The final path is the data engineer, with a little bit of statistics, but mainly software engineering.
Josh: I learned at Google that simple analysis on top of high-quality data usually wins the day. Working with extremely high-quality data and utilizing straightforward methods is much more convenient than dealing with subpar or partially relevant data and applying complex techniques to enhance or optimize it.
Catastrophic machine learning failures are typically data quality problems.
🧵 Featured threads



🤖 What happened this week?
LumaLabs has brought NeRF technology to Unreal Engine, allowing users to capture realistic scenes and use them as environments in their projects.
Midjourney has introduced a new command, /describe, which provides users with four suggestions for text that best describes a specific image.
Stable Diffusion XL (SDXL), a 2.3 billion parameter variant of Stable Diffusion 2.1, is being tested and refined before its open-source release.

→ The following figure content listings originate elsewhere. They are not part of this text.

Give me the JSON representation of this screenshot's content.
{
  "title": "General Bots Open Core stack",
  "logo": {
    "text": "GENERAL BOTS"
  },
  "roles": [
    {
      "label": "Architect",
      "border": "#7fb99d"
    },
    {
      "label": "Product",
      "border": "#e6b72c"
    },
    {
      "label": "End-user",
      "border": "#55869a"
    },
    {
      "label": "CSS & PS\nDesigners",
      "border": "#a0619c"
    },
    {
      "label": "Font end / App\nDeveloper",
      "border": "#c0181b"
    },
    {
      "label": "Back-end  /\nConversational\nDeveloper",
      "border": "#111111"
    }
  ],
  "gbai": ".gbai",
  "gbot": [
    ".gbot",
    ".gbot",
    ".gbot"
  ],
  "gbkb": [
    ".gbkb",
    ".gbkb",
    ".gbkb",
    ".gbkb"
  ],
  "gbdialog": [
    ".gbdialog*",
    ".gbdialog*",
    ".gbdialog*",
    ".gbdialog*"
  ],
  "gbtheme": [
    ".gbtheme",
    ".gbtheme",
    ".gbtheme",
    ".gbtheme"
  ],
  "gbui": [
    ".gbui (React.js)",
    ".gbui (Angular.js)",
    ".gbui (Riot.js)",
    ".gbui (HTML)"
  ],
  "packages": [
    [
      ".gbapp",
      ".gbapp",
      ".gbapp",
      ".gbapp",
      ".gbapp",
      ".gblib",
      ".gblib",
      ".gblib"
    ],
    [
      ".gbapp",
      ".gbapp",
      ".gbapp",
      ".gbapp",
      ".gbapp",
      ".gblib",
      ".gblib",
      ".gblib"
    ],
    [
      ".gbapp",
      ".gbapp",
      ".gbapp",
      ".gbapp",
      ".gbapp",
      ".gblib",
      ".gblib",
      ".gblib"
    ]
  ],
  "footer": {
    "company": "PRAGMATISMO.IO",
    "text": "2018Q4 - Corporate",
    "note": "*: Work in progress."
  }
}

It will feed into Stable Diffusion 3.
BloombergGPT, an LLM for finance, trained on the largest domain-specific dataset with 363 billion tokens augmented with 345 billion tokens from general-purpose datasets. It outperforms existing models on financial tasks without sacrificing general LLM benchmarks.
The fight against AI begins: First, tech leaders call for a pause of GPT-4.5 and GPT-5 development due to ‘large-scale risks’. And then, ChatGPT to be temporarily banned in Italy due to privacy concerns.